We walk past some old old homes that are clearly the residences of the privileged. I find myself intrigued by the stories these homes could tell... who lived here?  when?  why?  Some are now hotels, they are so grand.  We are on the island during Victory Day, a day somewhat akin to our 4th of July or our Flag Day.  Everywhere the Turkish flag adorns buildings, and buggies.  I have never been nationalistic and sometimes find patriotism to be akin to idol worship (as anyone who knows me well will tell you), but on this day, I do not mind the flags and the pride with which these lovely people celebrate their country. 

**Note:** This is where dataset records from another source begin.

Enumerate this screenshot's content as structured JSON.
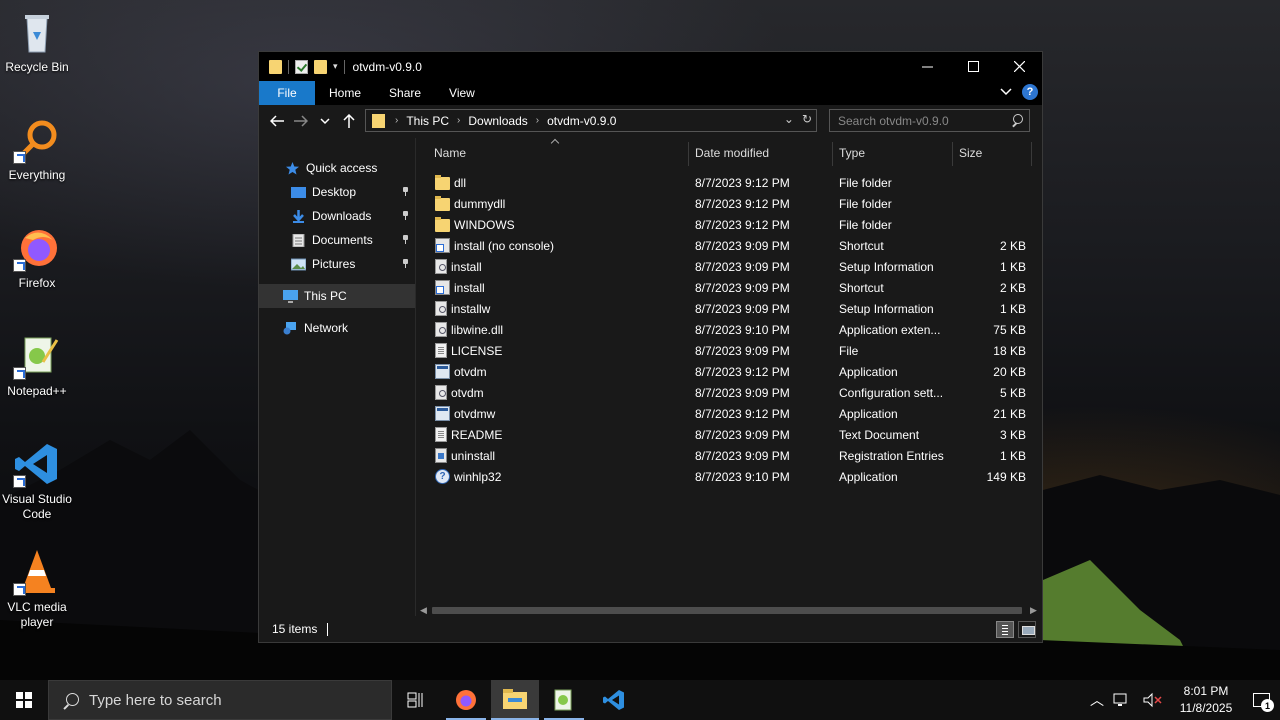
{
  "desktop": {
    "icons": [
      {
        "label": "Recycle Bin",
        "icon": "recycle-bin-icon"
      },
      {
        "label": "Everything",
        "icon": "everything-search-icon"
      },
      {
        "label": "Firefox",
        "icon": "firefox-icon"
      },
      {
        "label": "Notepad++",
        "icon": "notepad-plus-plus-icon"
      },
      {
        "label": "Visual Studio Code",
        "icon": "vscode-icon"
      },
      {
        "label": "VLC media player",
        "icon": "vlc-icon"
      }
    ]
  },
  "window": {
    "title": "otvdm-v0.9.0",
    "ribbon_tabs": [
      "File",
      "Home",
      "Share",
      "View"
    ],
    "address": {
      "crumbs": [
        "This PC",
        "Downloads",
        "otvdm-v0.9.0"
      ]
    },
    "search_placeholder": "Search otvdm-v0.9.0",
    "nav": {
      "quick_access": "Quick access",
      "items": [
        {
          "label": "Desktop",
          "icon": "desktop-folder-icon",
          "pinned": true
        },
        {
          "label": "Downloads",
          "icon": "downloads-folder-icon",
          "pinned": true
        },
        {
          "label": "Documents",
          "icon": "documents-folder-icon",
          "pinned": true
        },
        {
          "label": "Pictures",
          "icon": "pictures-folder-icon",
          "pinned": true
        }
      ],
      "this_pc": "This PC",
      "network": "Network"
    },
    "columns": {
      "name": "Name",
      "date": "Date modified",
      "type": "Type",
      "size": "Size"
    },
    "files": [
      {
        "name": "dll",
        "date": "8/7/2023 9:12 PM",
        "type": "File folder",
        "size": "",
        "icon": "folder"
      },
      {
        "name": "dummydll",
        "date": "8/7/2023 9:12 PM",
        "type": "File folder",
        "size": "",
        "icon": "folder"
      },
      {
        "name": "WINDOWS",
        "date": "8/7/2023 9:12 PM",
        "type": "File folder",
        "size": "",
        "icon": "folder"
      },
      {
        "name": "install (no console)",
        "date": "8/7/2023 9:09 PM",
        "type": "Shortcut",
        "size": "2 KB",
        "icon": "short"
      },
      {
        "name": "install",
        "date": "8/7/2023 9:09 PM",
        "type": "Setup Information",
        "size": "1 KB",
        "icon": "gear"
      },
      {
        "name": "install",
        "date": "8/7/2023 9:09 PM",
        "type": "Shortcut",
        "size": "2 KB",
        "icon": "short"
      },
      {
        "name": "installw",
        "date": "8/7/2023 9:09 PM",
        "type": "Setup Information",
        "size": "1 KB",
        "icon": "gear"
      },
      {
        "name": "libwine.dll",
        "date": "8/7/2023 9:10 PM",
        "type": "Application exten...",
        "size": "75 KB",
        "icon": "gear"
      },
      {
        "name": "LICENSE",
        "date": "8/7/2023 9:09 PM",
        "type": "File",
        "size": "18 KB",
        "icon": "doc"
      },
      {
        "name": "otvdm",
        "date": "8/7/2023 9:12 PM",
        "type": "Application",
        "size": "20 KB",
        "icon": "app"
      },
      {
        "name": "otvdm",
        "date": "8/7/2023 9:09 PM",
        "type": "Configuration sett...",
        "size": "5 KB",
        "icon": "gear"
      },
      {
        "name": "otvdmw",
        "date": "8/7/2023 9:12 PM",
        "type": "Application",
        "size": "21 KB",
        "icon": "app"
      },
      {
        "name": "README",
        "date": "8/7/2023 9:09 PM",
        "type": "Text Document",
        "size": "3 KB",
        "icon": "doc"
      },
      {
        "name": "uninstall",
        "date": "8/7/2023 9:09 PM",
        "type": "Registration Entries",
        "size": "1 KB",
        "icon": "reg"
      },
      {
        "name": "winhlp32",
        "date": "8/7/2023 9:10 PM",
        "type": "Application",
        "size": "149 KB",
        "icon": "help"
      }
    ],
    "status": "15 items"
  },
  "taskbar": {
    "search_placeholder": "Type here to search",
    "time": "8:01 PM",
    "date": "11/8/2025",
    "notification_count": "1"
  },
  "colors": {
    "accent": "#1979ca",
    "folder": "#f7d472"
  }
}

 As we climb up the streets, the grand houses fall away slowly, the views of the sea become more expansive and hills turn to pine and shrub forests.  I spot a healthy horse, no fence, reposing and munching... happy, I assume, to not be counted among the others laboring still to bring the hordes of tourists to the beginning of the cobblestone trail that leads to the monastery.

One White Beast resting
We walk, and walk and walk some more.  I hear our leaders, Susan & Ibrahim inform us that the road will lead to a cobblestone trail and that once there, we may choose to make the trek to the monastery or not.  Either way... we have walked an incredibly long way already... and from a distance I can see our destination, very high on a hill that is obviously quite a ways away.  I cannot believe that I will soon be there.  The Mediterranean glistens from far below as families picnic on the hillside.  The further up we go... the more peace I feel, but from an opening in the woods, I can see how much further we have to travel, and I wonder if I will be able to make it to this famed holy place.  There are legends and superstitions about the church, and the group begin to tell the stories they have heard.